A Tall and Narrow Notebook

Kera wiped the long day out of her eyes with the heels of her hands and leaned back in the burgundy leather chair. Her two lab-mates were finally gone and she could attend her spell notes in private. Relying on the clarity of their spells to convey the import, few mages kept additional notes these days, but Kera’s grandmother had given her a shingle-sized notebook for her thirteenth birthday and she had kept notes ever since. None of her notes were extensive—maybe a short paragraph or two. And it wasn’t likely they could help another mage in any significant way. But Kera liked the ritual of mixing the India ink and composing her thoughts.

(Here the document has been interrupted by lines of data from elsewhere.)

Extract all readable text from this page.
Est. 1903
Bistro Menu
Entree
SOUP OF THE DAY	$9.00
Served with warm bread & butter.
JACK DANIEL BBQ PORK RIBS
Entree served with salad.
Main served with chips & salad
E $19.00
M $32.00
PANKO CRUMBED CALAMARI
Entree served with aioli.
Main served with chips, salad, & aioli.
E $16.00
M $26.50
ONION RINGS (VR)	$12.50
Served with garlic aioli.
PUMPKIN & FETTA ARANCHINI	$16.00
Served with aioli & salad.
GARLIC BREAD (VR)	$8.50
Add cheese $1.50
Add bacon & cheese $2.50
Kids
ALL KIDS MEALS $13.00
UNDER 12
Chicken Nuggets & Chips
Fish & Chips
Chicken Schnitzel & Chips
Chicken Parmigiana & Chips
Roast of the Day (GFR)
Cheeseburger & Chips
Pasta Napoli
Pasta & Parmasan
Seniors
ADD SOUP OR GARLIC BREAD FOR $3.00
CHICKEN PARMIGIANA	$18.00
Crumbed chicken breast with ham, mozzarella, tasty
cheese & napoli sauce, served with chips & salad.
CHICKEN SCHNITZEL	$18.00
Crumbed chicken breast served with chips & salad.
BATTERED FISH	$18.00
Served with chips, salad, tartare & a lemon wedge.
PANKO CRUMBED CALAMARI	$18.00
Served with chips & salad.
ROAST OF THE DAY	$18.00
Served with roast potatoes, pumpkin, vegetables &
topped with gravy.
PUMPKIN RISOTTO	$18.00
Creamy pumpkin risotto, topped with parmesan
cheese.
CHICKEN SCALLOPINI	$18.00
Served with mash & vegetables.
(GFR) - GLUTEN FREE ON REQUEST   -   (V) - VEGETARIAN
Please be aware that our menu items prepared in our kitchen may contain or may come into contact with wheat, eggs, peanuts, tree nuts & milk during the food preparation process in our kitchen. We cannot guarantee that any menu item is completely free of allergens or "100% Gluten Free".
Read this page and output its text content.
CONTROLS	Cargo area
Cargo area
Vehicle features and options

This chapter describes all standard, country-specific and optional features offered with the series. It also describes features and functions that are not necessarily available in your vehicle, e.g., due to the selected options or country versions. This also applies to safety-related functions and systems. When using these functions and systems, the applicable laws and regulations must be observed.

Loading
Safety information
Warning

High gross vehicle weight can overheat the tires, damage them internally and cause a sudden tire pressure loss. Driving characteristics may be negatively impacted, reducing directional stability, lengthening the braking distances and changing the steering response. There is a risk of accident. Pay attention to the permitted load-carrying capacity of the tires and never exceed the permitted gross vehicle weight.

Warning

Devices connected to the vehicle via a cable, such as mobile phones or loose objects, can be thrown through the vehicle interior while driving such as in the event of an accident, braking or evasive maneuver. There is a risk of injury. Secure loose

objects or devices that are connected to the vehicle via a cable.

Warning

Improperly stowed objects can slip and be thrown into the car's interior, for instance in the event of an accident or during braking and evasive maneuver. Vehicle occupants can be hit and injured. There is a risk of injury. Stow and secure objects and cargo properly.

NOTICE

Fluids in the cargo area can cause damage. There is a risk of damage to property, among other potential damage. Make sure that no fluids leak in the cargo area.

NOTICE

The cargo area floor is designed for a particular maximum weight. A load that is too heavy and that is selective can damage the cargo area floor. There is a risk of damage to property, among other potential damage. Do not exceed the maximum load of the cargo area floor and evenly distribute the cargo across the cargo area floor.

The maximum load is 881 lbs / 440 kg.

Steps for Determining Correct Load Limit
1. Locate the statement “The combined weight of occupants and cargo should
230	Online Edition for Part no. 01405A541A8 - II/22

Kera looked up from placing the period at the end of a sentence when a double-knock on her open door drew her out of [the zone].

“I’m sorry. We hoped you were finished.” A woman Kera had seen before but couldn’t place stood in her doorway. The woman’s blond hair was French braided into two short plaits which barely went past her ears to her neck. She wore a sea-green back-buttoned cassock and clutched a clipboard to her chest. She twined a pen, a hank of keys, and a pair of sunglasses in the same hand holding the clipboard. Kera couldn’t tell if the woman was important or just thought so.

“I was. Just.” Kera set the pen down and left the narrow notebook propped open. Looking around for the rest of the ‘we’, Kera used her phone voice to ask, “How can I help you?”